The lawsuit contends Michael Strecker had limited access to water while hiking and that his pleas to turn back were ignored before he vomited and eventually lost consciousness in New Hampshire’s White Mountain National Forest in 2021. The lawsuit contends Strecker died from a heat stroke and that the defendants were negligent.

The seniors from Lake Region High School were on a hike on South Baldface Mountain in September of 2021.

The lawsuit, filed Friday in U.S. District Court in Portland by Strecker’s parents — Amy Tait of Casco, Maine, and Christopher Strecker of Chester, Vermont — alleges that students and staff weren’t properly trained or equipped for the trip, that Strecker’s requests to turn back were ignored and that his access to water was restricted.

Named in the lawsuit are Maine School Administrative District 61; Superintendent Alan Smith; and humanities teacher Jessica Daggett, who was a chaperone. They didn’t respond to an email seeking comment on Monday.


Wyoming
Judge dismisses lawsuit to block a transgender woman from joining sorority


CHEYENNE, Wyo. (AP) — A judge has dismissed a lawsuit contesting a transgender woman’s admission into a sorority at the University of Wyoming, ruling that he could not override how the private, voluntary organization defined a woman and order that she not belong.

In the lawsuit, six members of the Kappa Kappa Gamma sorority chapter challenged Artemis Langford’s admission by casting doubt on whether sorority rules allowed a transgender woman. Wyoming U.S. District Court Judge Alan Johnson, in his ruling, found that sorority bylaws don’t define who’s a woman.
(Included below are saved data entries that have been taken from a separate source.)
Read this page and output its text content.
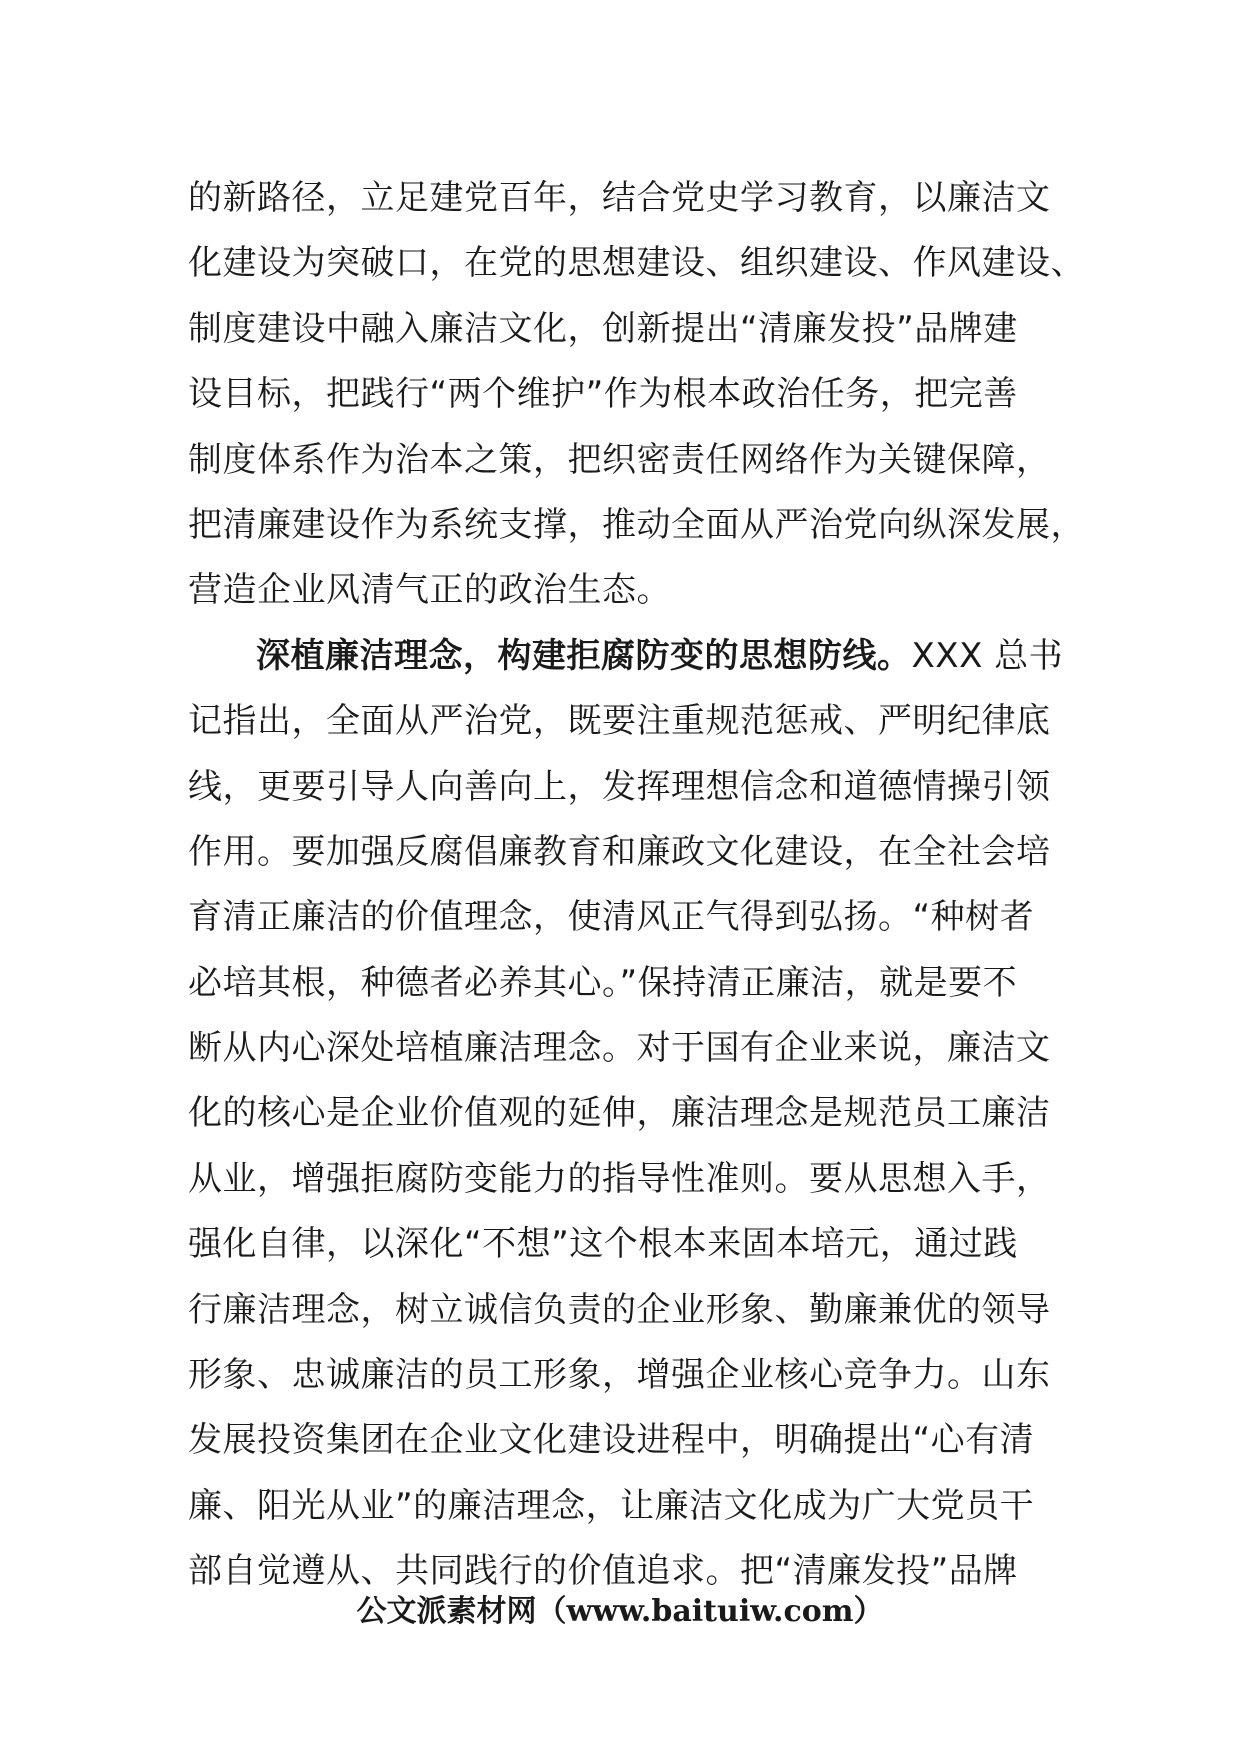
的新路径，立足建党百年，结合党史学习教育，以廉洁文
化建设为突破口，在党的思想建设、组织建设、作风建设、
制度建设中融入廉洁文化，创新提出“清廉发投”品牌建
设目标，把践行“两个维护”作为根本政治任务，把完善
制度体系作为治本之策，把织密责任网络作为关键保障，
把清廉建设作为系统支撑，推动全面从严治党向纵深发展，
营造企业风清气正的政治生态。
深植廉洁理念，构建拒腐防变的思想防线。XXX 总书
记指出，全面从严治党，既要注重规范惩戒、严明纪律底
线，更要引导人向善向上，发挥理想信念和道德情操引领
作用。要加强反腐倡廉教育和廉政文化建设，在全社会培
育清正廉洁的价值理念，使清风正气得到弘扬。“种树者
必培其根，种德者必养其心。”保持清正廉洁，就是要不
断从内心深处培植廉洁理念。对于国有企业来说，廉洁文
化的核心是企业价值观的延伸，廉洁理念是规范员工廉洁
从业，增强拒腐防变能力的指导性准则。要从思想入手，
强化自律，以深化“不想”这个根本来固本培元，通过践
行廉洁理念，树立诚信负责的企业形象、勤廉兼优的领导
形象、忠诚廉洁的员工形象，增强企业核心竞争力。山东
发展投资集团在企业文化建设进程中，明确提出“心有清
廉、阳光从业”的廉洁理念，让廉洁文化成为广大党员干
部自觉遵从、共同践行的价值追求。把“清廉发投”品牌
公文派素材网（www.baituiw.com）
The case at Wyoming’s only four-year public university drew widespread attention as transgender people fight for more acceptance in schools, athletics, workplaces and elsewhere, while others push back.
A federal court cannot interfere with the sorority chapter’s freedom of association by ruling against its vote to induct the transgender woman last year, Johnson ruled Friday.

With no definition of a woman in sorority bylaws, Johnson ruled that he could not impose the six sisters’ definition of a woman in place of the sorority’s more expansive definition provided in court.
“With its inquiry beginning and ending there, the court will not define a ‘woman’ today,” Johnson wrote.

Langford’s attorney, Rachel Berkness, welcomed the ruling.

“The allegations against Ms. Langford should never have made it into a legal filing. They are nothing more than cruel rumors that mirror exactly the type of rumors used to vilify and dehumanize members of the LGBTQIA+ community for generations. And they are baseless,” Berkness said in an email.

The sorority sisters who sued said Langford’s presence in their sorority house made them uncomfortable. But while the lawsuit portrayed Langford as a “sexual predator,” claims about her behavior turned out to be a “nothing more than a drunken rumor,” Berkness said.

An attorney for the sorority sisters, Cassie Craven, said by email they disagreed with the ruling and the fundamental issue — the definition of a woman — remains undecided.